Finding the values of $\cos \frac{n\pi}{2}$ and $\sin \frac{n\pi}{2}$. i know that the values of $\cos n\pi=(-1)^{n}$ and $\sin n\pi=0$. Now i want to know that what is the general expressions of $\cos \frac{n\pi}{2}$ and $\sin \frac{n\pi}{2}$.
 A: Using identities $\sin(x)^2 = \frac{1-\cos(2x)}{2}$ and $\cos(x)^2 = \frac{1+\cos(2x)}{2}$ we get
$$ \left(\sin\left(\frac{n\pi}{2}\right)\right)^2 = \frac{1 - \cos(n\pi)}{2} = \frac{1 - (-1)^n}{2} $$
$$ \left(\cos\left(\frac{n\pi}{2}\right)\right)^2 = \frac{1 + \cos(n\pi)}{2} = \frac{1 + (-1)^n}{2}$$
Thus :


*

*$\sin\left(\frac{n\pi}{2}\right) = 0$ if $n$ is even and $\pm 1$ if odd

*$\cos\left(\frac{n\pi}{2}\right) = 0$ if $n$ is odd and $\pm 1$ if even


To conclude we have to solve $\pm 1$ cases. 


*

*$\cos$ case : $n$ is even, $n=2p$. Then 
$$\cos\left(\frac{n\pi}{2}\right) = \cos\left(p\pi\right) = (-1)^p$$
So the result is $1$ if $p$ is even, $-1$ if odd

*$\sin$ case : $n$ is odd, $n=2p+1$. Then 
$$\sin\left(\frac{n\pi}{2}\right) =\sin\left(p\pi+\frac{\pi}{2}\right) = \cos\left(p\pi\right) = (-1)^p$$
So $1$ if $p$ is even, $-1$ if odd


Finally we get the following general expressions :
$$ \cos\left( \frac{n\pi}{2}\right) = (-1)^{\lfloor \frac{n}{2} \rfloor} \left( \frac{1+(-1)^n}{2} \right) $$
$$ \sin\left( \frac{n\pi}{2}\right) = (-1)^{\lfloor \frac{n}{2} \rfloor} \left( \frac{1-(-1)^n}{2} \right) $$
A: There are two cases:


*

*$n$ is even, write it as $2k$ and then you have $\cos(k\pi)$ and $\sin(k\pi)$ which you already know.

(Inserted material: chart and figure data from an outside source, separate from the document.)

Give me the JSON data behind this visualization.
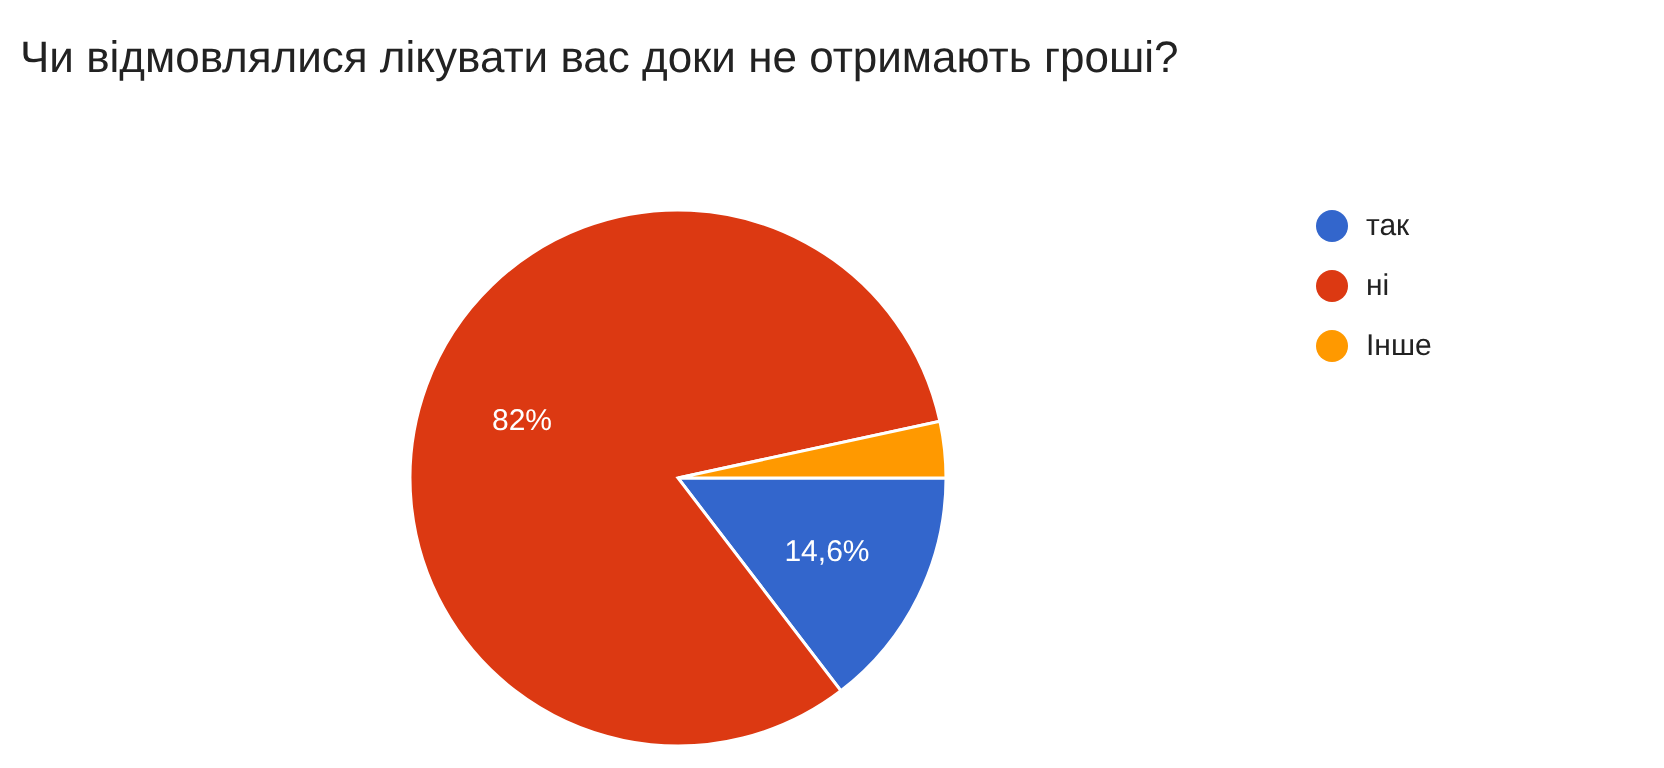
{
  "chart_data": {
    "type": "pie",
    "title": "Чи відмовлялися лікувати вас доки не отримають гроші?",
    "categories": [
      "так",
      "ні",
      "Інше"
    ],
    "values": [
      14.6,
      82,
      3.4
    ],
    "colors": [
      "#3366cc",
      "#dc3912",
      "#ff9900"
    ],
    "value_labels": [
      "14,6%",
      "82%",
      null
    ],
    "legend": "right"
  }
}
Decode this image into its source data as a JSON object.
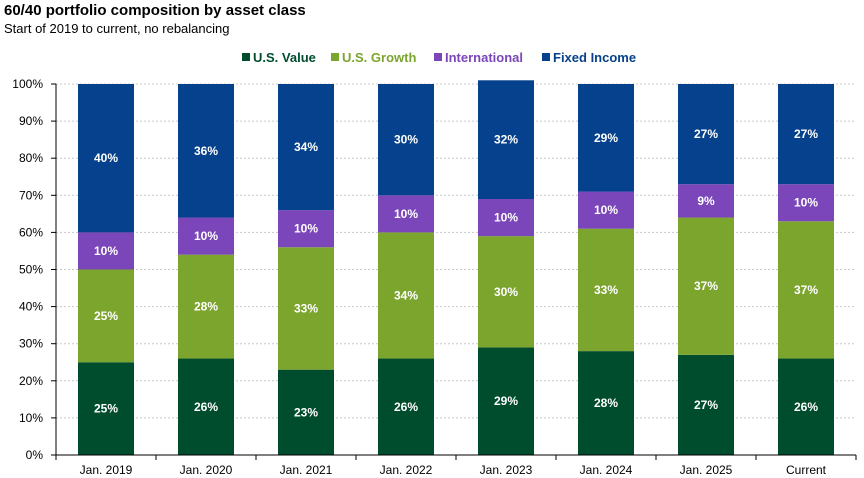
{
  "chart_data": {
    "type": "bar",
    "stacked": true,
    "title": "60/40 portfolio composition by asset class",
    "subtitle": "Start of 2019 to current, no rebalancing",
    "categories": [
      "Jan. 2019",
      "Jan. 2020",
      "Jan. 2021",
      "Jan. 2022",
      "Jan. 2023",
      "Jan. 2024",
      "Jan. 2025",
      "Current"
    ],
    "series": [
      {
        "name": "U.S. Value",
        "color": "#004d2e",
        "values": [
          25,
          26,
          23,
          26,
          29,
          28,
          27,
          26
        ],
        "labels": [
          "25%",
          "26%",
          "23%",
          "26%",
          "29%",
          "28%",
          "27%",
          "26%"
        ]
      },
      {
        "name": "U.S. Growth",
        "color": "#7ca52e",
        "values": [
          25,
          28,
          33,
          34,
          30,
          33,
          37,
          37
        ],
        "labels": [
          "25%",
          "28%",
          "33%",
          "34%",
          "30%",
          "33%",
          "37%",
          "37%"
        ]
      },
      {
        "name": "International",
        "color": "#7a46b9",
        "values": [
          10,
          10,
          10,
          10,
          10,
          10,
          9,
          10
        ],
        "labels": [
          "10%",
          "10%",
          "10%",
          "10%",
          "10%",
          "10%",
          "9%",
          "10%"
        ]
      },
      {
        "name": "Fixed Income",
        "color": "#05418c",
        "values": [
          40,
          36,
          34,
          30,
          32,
          29,
          27,
          27
        ],
        "labels": [
          "40%",
          "36%",
          "34%",
          "30%",
          "32%",
          "29%",
          "27%",
          "27%"
        ]
      }
    ],
    "ylim": [
      0,
      100
    ],
    "yticks": [
      "0%",
      "10%",
      "20%",
      "30%",
      "40%",
      "50%",
      "60%",
      "70%",
      "80%",
      "90%",
      "100%"
    ],
    "grid": true,
    "legend_position": "top"
  }
}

*$n$ is odd, write it as $2k+1$ and then you have $\cos(k\pi+\frac\pi2)$ and $\sin(k\pi+\frac\pi2)$. Recall that $\sin(x)=\cos(x+\frac\pi2)$, and deduce from the previous case what the values are.

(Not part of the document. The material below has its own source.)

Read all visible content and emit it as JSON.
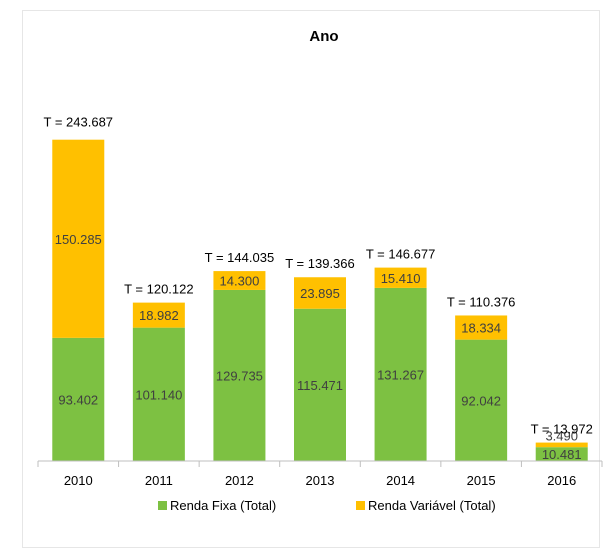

A: $\displaystyle \cos\frac{n\pi}{2}=\{1,0,-1,0\}=2\left\lfloor\frac{n}{4}\right\rfloor+2\left\lfloor\frac{n+1}{4}\right\rfloor+1-n$
$\displaystyle \sin\frac{n\pi}{2}=\{0,1,0,-1\}=n-2\left\lfloor\frac{n+1}{4}\right\rfloor-2\left\lfloor\frac{n+2}{4}\right\rfloor$